曼谷·大皇宫外墙|下午3:47
周寅坤用匕首在石壁刻下新坐标,刀尖与二十年前少年刻下的弹痕重叠。林城擦拭着火箭筒:“夏夏小姐换了粉色连衣裙,莱斯的人跟丢了。”
“粉色?”他忽然低笑,扯开领口露出锁骨下的玫瑰纹身,“告诉盯梢的,谁再看她腿就挖眼。”

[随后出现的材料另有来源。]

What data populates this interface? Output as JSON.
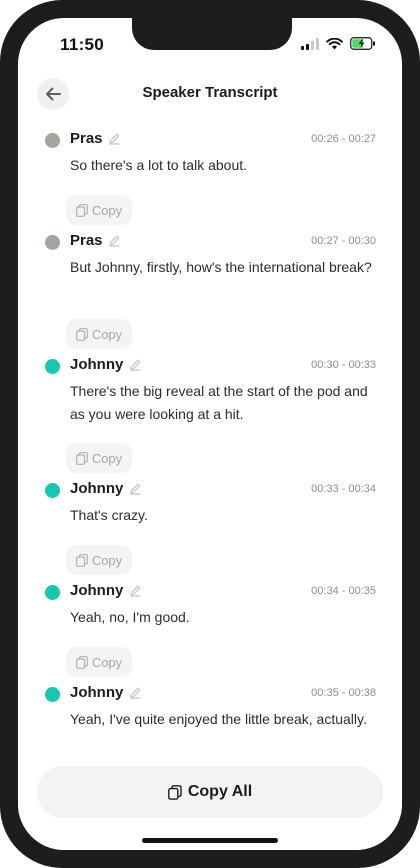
{
  "status": {
    "time": "11:50"
  },
  "header": {
    "title": "Speaker Transcript"
  },
  "copy_label": "Copy",
  "colors": {
    "pras": "#a7a39f",
    "johnny": "#14c9b0"
  },
  "entries": [
    {
      "speaker": "Pras",
      "time": "00:26 - 00:27",
      "text": "So there's a lot to talk about."
    },
    {
      "speaker": "Pras",
      "time": "00:27 - 00:30",
      "text": "But Johnny, firstly, how's the international break?"
    },
    {
      "speaker": "Johnny",
      "time": "00:30 - 00:33",
      "text": "There's the big reveal at the start of the pod and as you were looking at a hit."
    },
    {
      "speaker": "Johnny",
      "time": "00:33 - 00:34",
      "text": "That's crazy."
    },
    {
      "speaker": "Johnny",
      "time": "00:34 - 00:35",
      "text": "Yeah, no, I'm good."
    },
    {
      "speaker": "Johnny",
      "time": "00:35 - 00:38",
      "text": "Yeah, I've quite enjoyed the little break, actually."
    }
  ],
  "footer": {
    "copy_all_label": "Copy All"
  }
}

夕阳将他的影子拉长,笼罩在1998年的涂鸦上:少年抱着啼哭的婴儿。
香港·庙街夜市|傍晚6:08
夏夏蹲在糖画摊前,看老伯画出蓝玫瑰轮廓。“妹妹,有人请你食鸡蛋仔。”摊主递来纸袋,每颗蛋仔都刻着数字。她咬开第三颗,奶油馅里裹着周寅坤的字条:转头,倒数三。
烟花炸响时,她撞进熟悉的怀抱。周寅坤单手抱起她穿过人群,枪管抵住跟踪者的后腰:“我家小孩的腰,细么?”
曼谷·死亡铁路旧址|夜8:55
周寅坤踩着生锈铁轨,月光照亮他掌心的奶糖纸。“坤哥,夏夏小姐在查1998年的医疗档案。”
“把冷藏库的假记录调成AB型血。”他碾碎糖纸撒向夜空,“再给香港送十箱芒果,要最青的。”
货运列车呼啸而过,车窗映出他脖颈的针孔——那是上周给夏夏输血的痕迹。